São vários os filmes dedicados a cidades em que os realizadores aproveitam as sugestões urbanísticas e históricas de um lugar para enveredar por uma evocação das suas memórias de infância e juventude. Penso, imediatamente, em três filmes da primeira década do século XXI, My Winnipeg (2007), de Guy Maddin, Of Time and the City (2008), de Terence Davies, e, naturalmente, Porto da Minha Infância (2001), de Manoel de Oliveira.

Esses três filmes, de formas diversas, trabalham uma mesma ideia de memória transida pelo próprio cinema – uma vez que o rememorar de um realizador é, necessariamente, uma reflexão sobre o cinema. Maddin trabalha o filme dentro do filme e a re-encenação das memórias através dos mecanismo da ficção; Davies serve-se da sua voz como agregador de uma colagem barroca de referências pessoais e artísticas que radiografa a cidade de Liverpool nos anos 1950 e 60; e Oliveira emprega uma série de estratégias que vão da auto-apropriação ao efeito de espelho com o seu neto ator, Ricardo Trêpa, passando pela falsificação do arquivo, pela encenação e pela reconstituição anacrónica.
Independentemente dos mecanismos a que cada cineasta recorre, o que me interessa destacar é o modo como todos trabalham uma certa ideia de incerteza. A memória, já se sabe, é um território nebuloso, sujeito a múltiplas perturbações. Os três filmes anteriores, juntamente com o recente Belfast (2021), de Kenneth Branagh, têm consciência das ambiguidades inerentes ao recordar e, ativamente, trabalham essas zonas cinzentas no modo como esbatem as fronteiras entre o “real” e o “cinema”. Exatamente a propósito disso, do cinzento, destaco o modo como Branagh trabalha a alternância entre o preto-e-branco e a cor como algo significativo para essa dúvida essencial quanto à natureza fatual/afetiva do que nos é mostrado.
Belfast começa como um reclame: planos de drone com música festiva dão a ver uma cidade pintada a corretor de cor, com os contrastes puxados ao limite do filtro de Instagram. Poderia ser um anúncio municipal para incentivar o turismo – e até certo ponto é… – só que, com um passe de mágica digital, viajamos para os anos 1960 e para um bairro operário da cidade homónima durante os primeiros momentos dos conflitos entre as duas Irlandas, conhecidos genericamente como The Troubles (outra fronteira esbatida). As cores publicitárias fazem-se matizes de cinza, tonalidade que irá permanecer até ao final do filme, salvo raras excepções.

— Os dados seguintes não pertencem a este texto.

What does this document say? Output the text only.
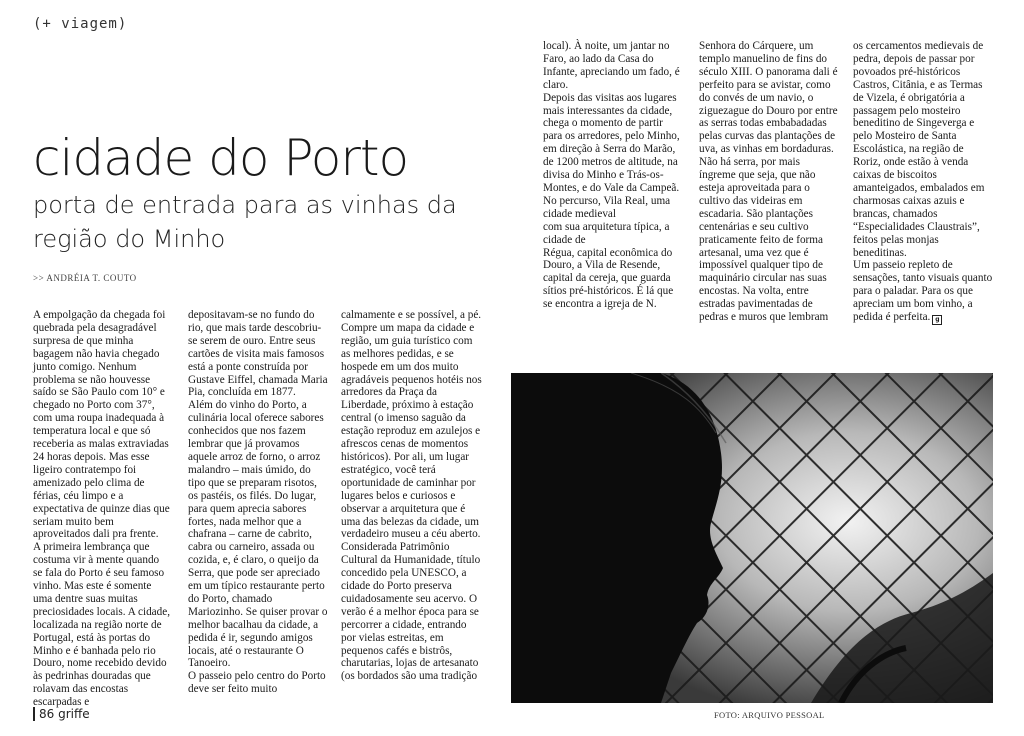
(+ viagem)
cidade do Porto
porta de entrada para as vinhas da região do Minho
>> ANDRÉIA T. COUTO

A empolgação da chegada foi quebrada pela desagradável surpresa de que minha bagagem não havia chegado junto comigo. Nenhum problema se não houvesse saído se São Paulo com 10° e chegado no Porto com 37°, com uma roupa inadequada à temperatura local e que só receberia as malas extraviadas 24 horas depois. Mas esse ligeiro contratempo foi amenizado pelo clima de férias, céu limpo e a expectativa de quinze dias que seriam muito bem aproveitados dali pra frente.

A primeira lembrança que costuma vir à mente quando se fala do Porto é seu famoso vinho. Mas este é somente uma dentre suas muitas preciosidades locais. A cidade, localizada na região norte de Portugal, está às portas do Minho e é banhada pelo rio Douro, nome recebido devido às pedrinhas douradas que rolavam das encostas escarpadas e

depositavam-se no fundo do rio, que mais tarde descobriu-se serem de ouro. Entre seus cartões de visita mais famosos está a ponte construída por Gustave Eiffel, chamada Maria Pia, concluída em 1877.

Além do vinho do Porto, a culinária local oferece sabores conhecidos que nos fazem lembrar que já provamos aquele arroz de forno, o arroz malandro – mais úmido, do tipo que se preparam risotos, os pastéis, os filés. Do lugar, para quem aprecia sabores fortes, nada melhor que a chafrana – carne de cabrito, cabra ou carneiro, assada ou cozida, e, é claro, o queijo da Serra, que pode ser apreciado em um típico restaurante perto do Porto, chamado Mariozinho. Se quiser provar o melhor bacalhau da cidade, a pedida é ir, segundo amigos locais, até o restaurante O Tanoeiro.

O passeio pelo centro do Porto deve ser feito muito

calmamente e se possível, a pé. Compre um mapa da cidade e região, um guia turístico com as melhores pedidas, e se hospede em um dos muito agradáveis pequenos hotéis nos arredores da Praça da Liberdade, próximo à estação central (o imenso saguão da estação reproduz em azulejos e afrescos cenas de momentos históricos). Por ali, um lugar estratégico, você terá oportunidade de caminhar por lugares belos e curiosos e observar a arquitetura que é uma das belezas da cidade, um verdadeiro museu a céu aberto. Considerada Patrimônio Cultural da Humanidade, título concedido pela UNESCO, a cidade do Porto preserva cuidadosamente seu acervo. O verão é a melhor época para se percorrer a cidade, entrando por vielas estreitas, em pequenos cafés e bistrôs, charutarias, lojas de artesanato (os bordados são uma tradição

local). À noite, um jantar no Faro, ao lado da Casa do Infante, apreciando um fado, é claro.

Depois das visitas aos lugares mais interessantes da cidade, chega o momento de partir para os arredores, pelo Minho, em direção à Serra do Marão, de 1200 metros de altitude, na divisa do Minho e Trás-os-Montes, e do Vale da Campeã. No percurso, Vila Real, uma cidade medieval

com sua arquitetura típica, a cidade de

Régua, capital econômica do Douro, a Vila de Resende, capital da cereja, que guarda sítios pré-históricos. É lá que se encontra a igreja de N.

Senhora do Cárquere, um templo manuelino de fins do século XIII. O panorama dali é perfeito para se avistar, como do convés de um navio, o ziguezague do Douro por entre as serras todas embabadadas pelas curvas das plantações de uva, as vinhas em bordaduras. Não há serra, por mais íngreme que seja, que não esteja aproveitada para o cultivo das videiras em escadaria. São plantações centenárias e seu cultivo praticamente feito de forma artesanal, uma vez que é impossível qualquer tipo de maquinário circular nas suas encostas. Na volta, entre estradas pavimentadas de pedras e muros que lembram

os cercamentos medievais de pedra, depois de passar por povoados pré-históricos Castros, Citânia, e as Termas de Vizela, é obrigatória a passagem pelo mosteiro beneditino de Singeverga e pelo Mosteiro de Santa Escolástica, na região de Roriz, onde estão à venda caixas de biscoitos amanteigados, embalados em charmosas caixas azuis e brancas, chamados “Especialidades Claustrais”, feitos pelas monjas beneditinas.

Um passeio repleto de sensações, tanto visuais quanto para o paladar. Para os que apreciam um bom vinho, a pedida é perfeita. g

FOTO: ARQUIVO PESSOAL
86 griffe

Belfast revela-se através de uma capa rememorativa, como forma de auto-análise freudiana em que o realizador parece refletir (ou mitificar) as origens do seu entendimento das coisas, através do cinema.
Quando Buddy (Jude Hill, a interpretar um jovem Branagh) vai com a família ao cinema (ou ao teatro), o ecrã enche-se com as cores exuberantes do Technicolor que pinta os filmes de aventuras e os musicais que fazem as delícias do pequeno espetador: One Million Years B.C. (Quando o Mundo Nasceu, 1966) e Chitty Chitty Bang Bang (1968) preenchem as matinés de domingo da família. Branagh filma o olhar maravilhado do rapaz quase sempre em contrapicado, mostrando o cone de luz do projetor sobre a sua cabeça. Inversamente, o imberbe cinéfilo assiste, na televisão (em formato reduzido e amputado), a westerns como The Man Who Shot Liberty Valance (O Homem Que Matou Liberty Valance, 1962) ou High Noon (O Comboio Apitou Três Vezes, 1952). Aí vigora o preto-e-branco, o mesmo das reportagens televisivas que noticiam os tumultos que correm lá fora.
Esta descrição é importante porque, segundo me pareceu, o filme constrói-se a caminho de um plano, aquele ao qual corresponde a imagem que abre este texto. Em tudo idêntico aos planos do menino na plateia do cinema, esta imagem surge, diegeticamente, fora desse contexto. Nesse plano, Buddy assiste a um inesperado “número musical” entre o seu pai e a sua mãe, que acontece num salão comunitário improvisado para bailes e jogos do bingo. O que aqui se opera é uma translação do modo de ver cinema para o modo de ver a “realidade” (através do cinema). A súbita alteração da linguagem do filme (na montagem acelerada e rítmica, nos tipos de enquadramento, etc.) traduz uma mudança de ponto de vista do protagonista, mudança essa que transforma o mundo segundo a bagagem cinéfila do rapaz. Nesse momento, que coincide praticamente com o final do filme, inaugura-se uma nova forma de Buddy/Branagh encarar o que o rodeia e o transformar com o olhar.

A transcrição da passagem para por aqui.